Type Ia supernovae are violent stellar explosions whose brightness is used to determine distances in the universe. Observing these objects to billions of light years away has led to the discovery that the universe is expanding at an accelerating rate, the foundation for the notion of dark energy. Although all Type Ia supernovae appear to be very similar, astronomers do not know for certain how the explosions take place and whether they all share the same origin. Now, a team of researchers has examined new and detailed observations of 41 of these objects and concluded that there are clear signatures of gas outflows from the supernova ancestors, which do not appear to be white dwarfs.
The research is published in the August 12 issue of Science.
The widely accepted theory is that Type Ia supernovae are thermonuclear explosions of a white dwarf star in a close binary system. There are two competing scenarios for supernova ancestry. In the so-called single-degenerate model, the accompanying star in the binary is a main-sequence star or evolved star. In the competing double-degenerate model, the companion is another white dwarf -- a very dense star in its final evolutionary stage.
"Because we don't know what the things blowing up actually are, we don't quite understand why they should all be so similar," explained coauthor Josh Simon of the Carnegie Observatories. "That raises the possibility that Type Ia supernovae that occurred 7 billion years ago -- the ones that allow us to measure the repulsive force we call dark energy -- might be different in some subtle way from the ones occurring now. Maybe they are a little bit brighter than the ancient ones, for example."
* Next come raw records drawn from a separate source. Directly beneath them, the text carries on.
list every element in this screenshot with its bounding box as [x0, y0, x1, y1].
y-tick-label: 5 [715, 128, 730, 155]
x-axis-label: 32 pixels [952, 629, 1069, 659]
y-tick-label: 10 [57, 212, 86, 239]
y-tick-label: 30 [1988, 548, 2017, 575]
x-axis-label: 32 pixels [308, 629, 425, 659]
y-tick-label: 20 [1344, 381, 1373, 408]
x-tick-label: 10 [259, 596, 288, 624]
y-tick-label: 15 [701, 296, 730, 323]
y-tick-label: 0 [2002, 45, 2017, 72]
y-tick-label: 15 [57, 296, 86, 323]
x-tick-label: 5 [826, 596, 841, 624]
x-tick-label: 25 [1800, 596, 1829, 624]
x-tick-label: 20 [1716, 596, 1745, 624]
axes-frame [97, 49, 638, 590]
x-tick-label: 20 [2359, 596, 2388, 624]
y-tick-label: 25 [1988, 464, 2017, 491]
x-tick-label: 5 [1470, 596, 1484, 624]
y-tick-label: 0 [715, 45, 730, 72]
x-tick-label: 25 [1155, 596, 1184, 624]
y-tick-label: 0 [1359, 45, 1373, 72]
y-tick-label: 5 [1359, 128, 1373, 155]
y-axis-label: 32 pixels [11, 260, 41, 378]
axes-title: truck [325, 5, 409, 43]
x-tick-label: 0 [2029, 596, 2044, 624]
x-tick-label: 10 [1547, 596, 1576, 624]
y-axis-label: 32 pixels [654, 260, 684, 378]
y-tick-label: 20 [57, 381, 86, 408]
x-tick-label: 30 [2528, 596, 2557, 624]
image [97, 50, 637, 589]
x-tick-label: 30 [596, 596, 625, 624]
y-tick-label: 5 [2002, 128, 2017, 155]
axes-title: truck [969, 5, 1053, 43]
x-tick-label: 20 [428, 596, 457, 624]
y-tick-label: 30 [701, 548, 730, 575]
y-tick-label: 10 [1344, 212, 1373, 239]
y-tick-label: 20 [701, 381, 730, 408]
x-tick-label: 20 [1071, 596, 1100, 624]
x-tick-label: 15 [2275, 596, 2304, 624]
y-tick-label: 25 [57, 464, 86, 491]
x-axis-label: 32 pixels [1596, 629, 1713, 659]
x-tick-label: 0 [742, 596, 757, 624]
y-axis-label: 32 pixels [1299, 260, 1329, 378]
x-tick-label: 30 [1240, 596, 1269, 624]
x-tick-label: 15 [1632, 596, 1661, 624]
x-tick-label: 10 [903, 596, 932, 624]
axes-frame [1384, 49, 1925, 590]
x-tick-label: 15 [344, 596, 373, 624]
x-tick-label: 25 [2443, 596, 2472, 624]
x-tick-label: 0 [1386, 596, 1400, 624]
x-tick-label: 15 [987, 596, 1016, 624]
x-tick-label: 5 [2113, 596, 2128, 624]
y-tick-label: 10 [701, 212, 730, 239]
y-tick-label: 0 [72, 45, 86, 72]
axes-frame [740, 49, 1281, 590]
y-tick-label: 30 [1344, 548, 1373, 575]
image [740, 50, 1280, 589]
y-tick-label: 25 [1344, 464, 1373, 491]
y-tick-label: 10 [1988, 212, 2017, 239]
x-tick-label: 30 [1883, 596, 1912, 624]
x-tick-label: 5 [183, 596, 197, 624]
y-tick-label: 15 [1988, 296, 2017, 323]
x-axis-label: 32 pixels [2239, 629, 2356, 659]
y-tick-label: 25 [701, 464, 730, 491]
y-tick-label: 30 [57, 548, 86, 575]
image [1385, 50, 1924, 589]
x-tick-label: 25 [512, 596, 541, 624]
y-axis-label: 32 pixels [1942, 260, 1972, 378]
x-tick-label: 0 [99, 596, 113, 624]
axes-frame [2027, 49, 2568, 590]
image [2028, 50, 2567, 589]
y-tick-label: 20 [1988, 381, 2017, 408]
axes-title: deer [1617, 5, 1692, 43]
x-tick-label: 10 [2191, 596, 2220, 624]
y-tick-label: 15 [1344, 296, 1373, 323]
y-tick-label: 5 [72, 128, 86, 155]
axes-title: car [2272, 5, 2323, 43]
Mark Phillips, also from Carnegie added, "We wanted to get a better understanding of what the stars look like before the explosion to help determine the origin of their brightness. That information will allow us to be sure that there are no errors of this type distorting the dark energy measurements."
The astronomers looked for absorption by sodium atoms in the spectrum of each of the 41 supernovae. Sodium is a telltale sign of cool, neutral gas in the vicinity of the explosion. By measuring the speed of the sodium clouds using the Doppler shift, they determined that the majority of the supernovae show sodium gas moving away from the explosion site and toward Earth.
"If the star system originally contained two white dwarfs before the supernova, then there shouldn't be any sodium," remarked Carnegie's Nidia Morrell. "The fact that we detected the sodium shows that one of the stars must not have been a white dwarf."
The astronomers ruled out other possible sources of the sodium absorption features including interstellar clouds or a galactic-scale wind blown by the host galaxy.
"The low velocities and narrowness of the features suggest that the absorption is from material very close to the supernova that was ejected by the parent system before the explosion. Typically, gas with these characteristics is attributed to the stellar wind blown by red giant companion stars, not white dwarfs," concluded Simon.
The finding is an important first step toward understanding the details of how Type Ia supernovae explode and the origin of their immense luminosity.